Sunday, May 26, 2013

Bay of Bengal - A pristine water resource

Ian Morris, in “Why the West Rules – For Now” predicts that South India is likely to face serious water shortages by 2025. It is not too wrong to say the shortage has already arrived in 2013 itself – starting with Tamil Nadu. Three suggestions to improve availability of potable water in India.

View of Bay of Bengal from Chennai

[1] Make Bay of Bengal a fresh water storage body:

The Bay of Bengal is the largest bay in the world. This bay occupies an area of 2,172,000 KM². A number of large rivers – the Ganges, Brahmaputra, Godavari, Mahanadi, Krishna and Kaveri flow into the Bay of Bengal. It is estimated that the annual run from the rivers into the bay is about 8,000 KM3. The average depth of the bay is 2.5 KM. Then, the total volume of water is around 2172000 x 2.5 = 5,430,000 KM3. If there is no salt water incursion into the bay, it would be the largest fresh water bay in the world as well.

A few studies have revealed that a saline 'pump' near Sri Lanka adds saltiness to the water by circulating waters from the Arabian Sea into the bay. If the 'pump' is managed, then in due course, the bay will turn into a natural fresh water resource.

As such, the salinity peaks 50m below the surface. Even if 10m of the fresh water floating on the bay surface is utilizable, 217200 KM3 of fresh water would be available. It is the fresh water floating on the bay that promotes the monsoons. Salinity in the bay should be carefully measured and monitored to convert the bay into a pristine water resource.

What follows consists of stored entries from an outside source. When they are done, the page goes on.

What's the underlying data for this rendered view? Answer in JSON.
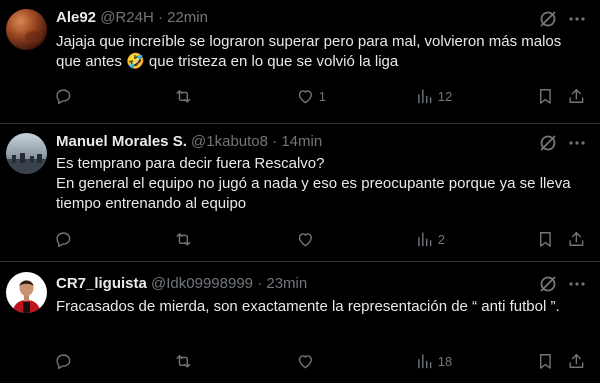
{
  "tweets": [
    {
      "name": "Ale92",
      "handle": "@R24H",
      "separator": "·",
      "time": "22min",
      "text": "Jajaja que increíble se lograron superar pero para mal, volvieron más malos que antes 🤣 que tristeza en lo que se volvió la liga",
      "replies": "",
      "reposts": "",
      "likes": "1",
      "views": "12"
    },
    {
      "name": "Manuel Morales S.",
      "handle": "@1kabuto8",
      "separator": "·",
      "time": "14min",
      "text": "Es temprano para decir fuera Rescalvo?\nEn general el equipo no jugó a nada y eso es preocupante porque ya se lleva tiempo entrenando al equipo",
      "replies": "",
      "reposts": "",
      "likes": "",
      "views": "2"
    },
    {
      "name": "CR7_liguista",
      "handle": "@Idk09998999",
      "separator": "·",
      "time": "23min",
      "text": "Fracasados de mierda, son exactamente la representación de “ anti futbol ”.",
      "replies": "",
      "reposts": "",
      "likes": "",
      "views": "18"
    }
  ],
  "icons": {
    "reply": "reply-icon",
    "repost": "repost-icon",
    "like": "heart-icon",
    "views": "views-icon",
    "bookmark": "bookmark-icon",
    "share": "share-icon",
    "grok": "grok-icon",
    "more": "more-icon"
  },
  "colors": {
    "background": "#000000",
    "text": "#e7e9ea",
    "muted": "#71767b",
    "divider": "#2f3336"
  }
}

[2] Pipe river water from North to South:

Since there is very sizable runoff into the bay, it would do no harm to distribute water from the Ganges, Brahmaputra, Godavari, Mahanadi and Krishna to the South. I doubt it is practical to “network” and “link” the rivers in any fashion. The only practical approach may be to carry water in closed pipe lines like the Veeranam line supplying 180 million litres of water daily to Chennai. The pumping lines could be laid parallel to railway tracks for easy construction, networking and maintenance.

Chennai Metrowater sells per load of 10M3 of water at Rs. 670/- A load of divine Ganges water drawn straight from Haridwar might fetch premium prices in the south.

[3] Prevent Pollution:

This is easier said than done.  Pollutants are often let into water bodies, as there is no other drain into which it could be let into. An extensive drainage system should be built so that the pollutants can be streamed into it, processed and recycled. The drainage stream ought not to be allowed to run into rivers, canals, bay or the oceans.

The shortest river that empties into the bay, is River Cooum – about 64 KM long with its estuary near the Chennai harbour.  Until 1960s, this was a fresh water river. This river is now virtually used as a drain. No river should be used to drain wastes. The real test to check if pollution control measures are working correctly is to find potable water in the Cooum.